Nonetheless, used for short periods to dissolve existing mucus plugs or at low doses to maintain mucus clearance in the setting of an established MOLD, mucolytics have the potential to offer great benefit. Indeed, efficacious protection may occur through disruption of the many other intramolecular disulfide bonds that are prevalent (>100 disulfides per mucin monomer unit), and whose disruption may weaken mucin strands without depolymerizing them. Another issue is whether the two airway polymeric mucins, MUC5AC and MUC5B, can be differentially targeted. MUC5AC is expressed at high levels in allergic asthma and is primarily responsible for mucus obstruction [19], whereas steady production and secretion of MUC5B is required for baseline mucociliary clearance and lung health [20]. Therefore, selective targeting of MUC5AC with a mucolytic could offer added benefit in some MOLDs. Most importantly, major advances are being made in understanding the biology, chemistry, and physics of airway mucus, and therapeutic progress is sure to follow.

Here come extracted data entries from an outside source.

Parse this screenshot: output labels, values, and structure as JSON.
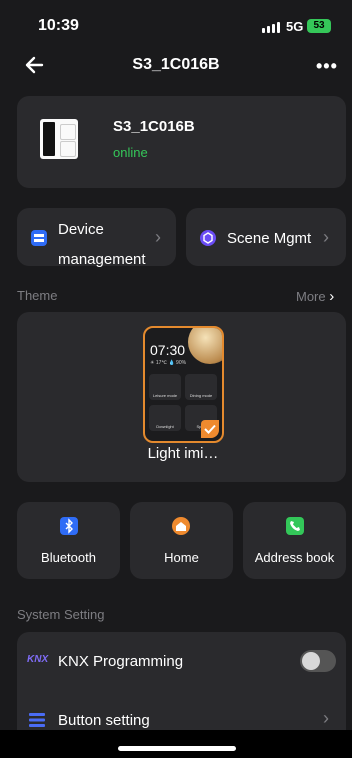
{
  "status": {
    "time": "10:39",
    "network": "5G",
    "battery": "53"
  },
  "nav": {
    "title": "S3_1C016B",
    "back_icon": "back-arrow-icon",
    "more_icon": "more-icon"
  },
  "device": {
    "name": "S3_1C016B",
    "status": "online"
  },
  "tiles": {
    "device_mgmt": {
      "line1": "Device",
      "line2": "management"
    },
    "scene_mgmt": {
      "label": "Scene Mgmt"
    }
  },
  "theme": {
    "heading": "Theme",
    "more": "More",
    "name": "Light imi…",
    "preview": {
      "time": "07:30",
      "info": "☀ 17℃  💧 90%",
      "cells": [
        "Leisure mode",
        "Dining mode",
        "Downlight",
        "Spotl"
      ]
    }
  },
  "quick": [
    {
      "label": "Bluetooth",
      "icon": "bluetooth-icon"
    },
    {
      "label": "Home",
      "icon": "home-icon"
    },
    {
      "label": "Address book",
      "icon": "phone-icon"
    }
  ],
  "system": {
    "heading": "System Setting",
    "knx": {
      "label": "KNX Programming",
      "enabled": false
    },
    "button_setting": {
      "label": "Button setting"
    }
  },
  "colors": {
    "accent": "#e48a2e",
    "online": "#35c759",
    "blue": "#2f6cf6",
    "purple": "#6a4cf5",
    "green": "#33c759"
  }
}
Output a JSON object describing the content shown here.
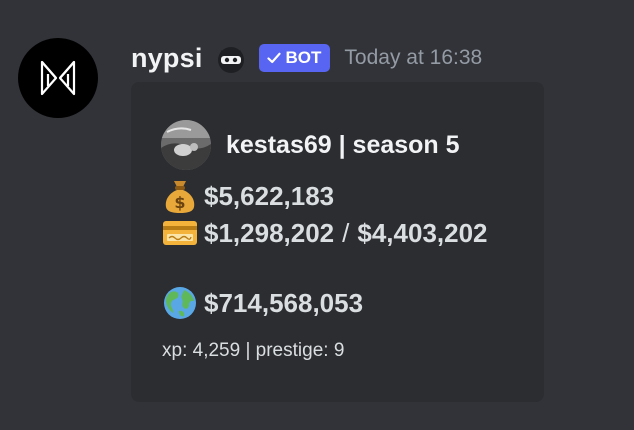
{
  "message": {
    "author": {
      "name": "nypsi",
      "tag": "BOT",
      "timestamp": "Today at 16:38"
    },
    "embed": {
      "author_name": "kestas69 | season 5",
      "wallet": {
        "icon": "money-bag-icon",
        "value": "$5,622,183"
      },
      "bank": {
        "icon": "credit-card-icon",
        "value": "$1,298,202",
        "separator": "/",
        "max": "$4,403,202"
      },
      "networth": {
        "icon": "globe-icon",
        "value": "$714,568,053"
      },
      "footer": "xp: 4,259 | prestige: 9"
    }
  },
  "colors": {
    "background": "#313338",
    "embed_background": "#2b2d31",
    "bot_tag": "#5865f2",
    "timestamp": "#949ba4",
    "username": "#f2f3f5"
  }
}
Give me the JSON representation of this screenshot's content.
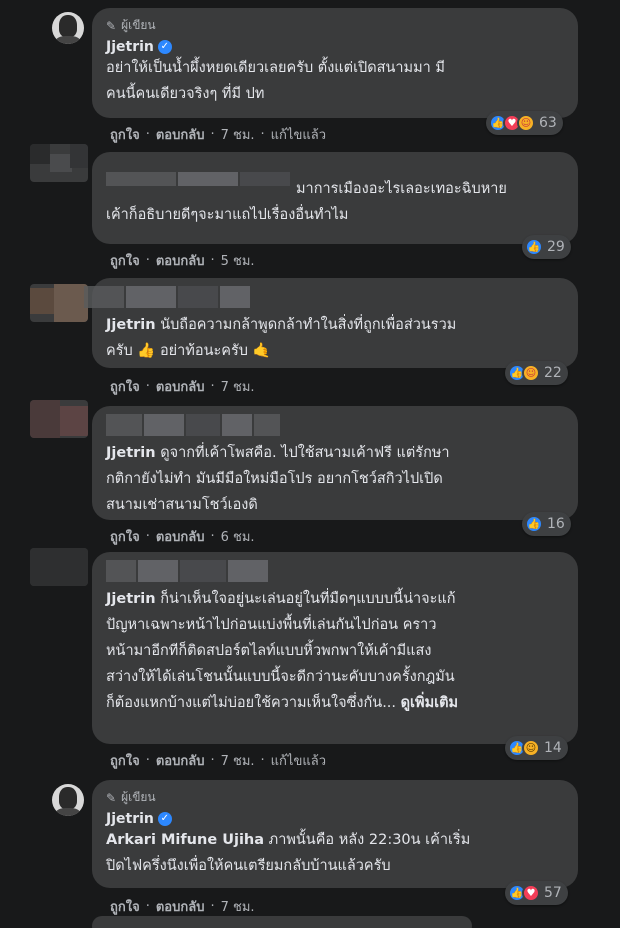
{
  "comments": [
    {
      "is_author": true,
      "author_badge": "ผู้เขียน",
      "name": "Jjetrin",
      "lines": [
        "อย่าให้เป็นน้ำผึ้งหยดเดียวเลยครับ ตั้งแต่เปิดสนามมา มี",
        "คนนี้คนเดียวจริงๆ ที่มี ปท"
      ],
      "actions": {
        "like": "ถูกใจ",
        "reply": "ตอบกลับ",
        "time": "7 ชม.",
        "edited": "แก้ไขแล้ว"
      },
      "reactions": [
        "like-icon",
        "love-icon",
        "care-icon"
      ],
      "reaction_count": "63"
    },
    {
      "is_author": false,
      "lines": [
        "มาการเมืองอะไรเลอะเทอะฉิบหาย",
        "เค้าก็อธิบายดีๆจะมาแถไปเรื่องอื่นทำไม"
      ],
      "actions": {
        "like": "ถูกใจ",
        "reply": "ตอบกลับ",
        "time": "5 ชม."
      },
      "reactions": [
        "like-icon"
      ],
      "reaction_count": "29"
    },
    {
      "is_author": false,
      "mention": "Jjetrin",
      "lines": [
        "นับถือความกล้าพูดกล้าทำในสิ่งที่ถูกเพื่อส่วนรวม",
        "ครับ 👍 อย่าท้อนะครับ 🤙"
      ],
      "actions": {
        "like": "ถูกใจ",
        "reply": "ตอบกลับ",
        "time": "7 ชม."
      },
      "reactions": [
        "like-icon",
        "care-icon"
      ],
      "reaction_count": "22"
    },
    {
      "is_author": false,
      "mention": "Jjetrin",
      "lines": [
        "ดูจากที่เค้าโพสคือ. ไปใช้สนามเค้าฟรี แต่รักษา",
        "กติกายังไม่ทำ มันมีมือใหม่มือโปร อยากโชว์สกิวไปเปิด",
        "สนามเช่าสนามโชว์เองดิ"
      ],
      "actions": {
        "like": "ถูกใจ",
        "reply": "ตอบกลับ",
        "time": "6 ชม."
      },
      "reactions": [
        "like-icon"
      ],
      "reaction_count": "16"
    },
    {
      "is_author": false,
      "mention": "Jjetrin",
      "lines": [
        "ก็น่าเห็นใจอยู่นะเล่นอยู่ในที่มืดๆแบบบนี้น่าจะแก้",
        "ปัญหาเฉพาะหน้าไปก่อนแบ่งพื้นที่เล่นกันไปก่อน คราว",
        "หน้ามาอีกทีก็ติดสปอร์ตไลท์แบบหิ้วพกพาให้เค้ามีแสง",
        "สว่างให้ได้เล่นโชนนั้นแบบนี้จะดีกว่านะคับบางครั้งกฎมัน",
        "ก็ต้องแหกบ้างแต่ไม่บ่อยใช้ความเห็นใจซึ่งกัน..."
      ],
      "see_more": "ดูเพิ่มเติม",
      "actions": {
        "like": "ถูกใจ",
        "reply": "ตอบกลับ",
        "time": "7 ชม.",
        "edited": "แก้ไขแล้ว"
      },
      "reactions": [
        "like-icon",
        "haha-icon"
      ],
      "reaction_count": "14"
    },
    {
      "is_author": true,
      "author_badge": "ผู้เขียน",
      "name": "Jjetrin",
      "mention": "Arkari Mifune Ujiha",
      "lines": [
        "ภาพนั้นคือ หลัง 22:30น เค้าเริ่ม",
        "ปิดไฟครึ่งนึงเพื่อให้คนเตรียมกลับบ้านแล้วครับ"
      ],
      "actions": {
        "like": "ถูกใจ",
        "reply": "ตอบกลับ",
        "time": "7 ชม."
      },
      "reactions": [
        "like-icon",
        "love-icon"
      ],
      "reaction_count": "57"
    }
  ]
}
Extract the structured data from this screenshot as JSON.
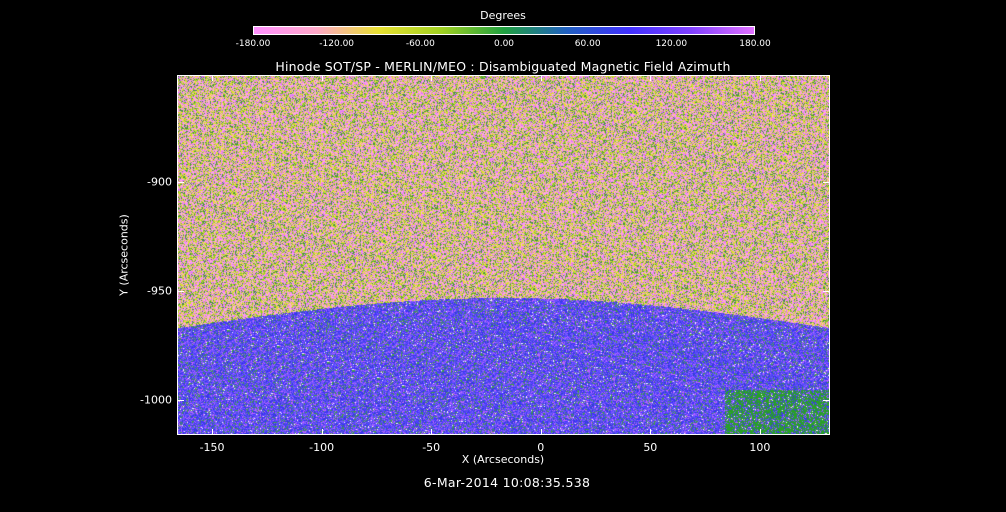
{
  "colorbar": {
    "title": "Degrees",
    "ticks": [
      "-180.00",
      "-120.00",
      "-60.00",
      "0.00",
      "60.00",
      "120.00",
      "180.00"
    ],
    "range": [
      -180,
      180
    ],
    "colors": [
      "#ff90ff",
      "#ffa8c8",
      "#e8e030",
      "#a0d020",
      "#20a040",
      "#2060c0",
      "#4030ff",
      "#8040ff",
      "#e070ff"
    ]
  },
  "plot": {
    "title": "Hinode SOT/SP - MERLIN/MEO : Disambiguated Magnetic Field Azimuth",
    "xlabel": "X (Arcseconds)",
    "ylabel": "Y (Arcseconds)",
    "x_ticks": [
      "-150",
      "-100",
      "-50",
      "0",
      "50",
      "100"
    ],
    "x_tick_values": [
      -150,
      -100,
      -50,
      0,
      50,
      100
    ],
    "y_ticks": [
      "-900",
      "-950",
      "-1000"
    ],
    "y_tick_values": [
      -900,
      -950,
      -1000
    ],
    "xlim": [
      -166,
      132
    ],
    "ylim": [
      -1016,
      -851
    ],
    "limb_y": -964
  },
  "timestamp": "6-Mar-2014 10:08:35.538"
}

Conflict of interest statement:

BFD reports funding from NIH, NHLBI to study airway mucus dysfunction and consulting fees from Arrowhead Pharmaceuticals on the treatment of muco-obstructive lung diseases; CME reports funding from NIH, NHLBI to study airway mucus dysfunction.

Supported by grants R01 HL129795 (to BFD) and HL080396 (to CME) from the US National Institutes of Health.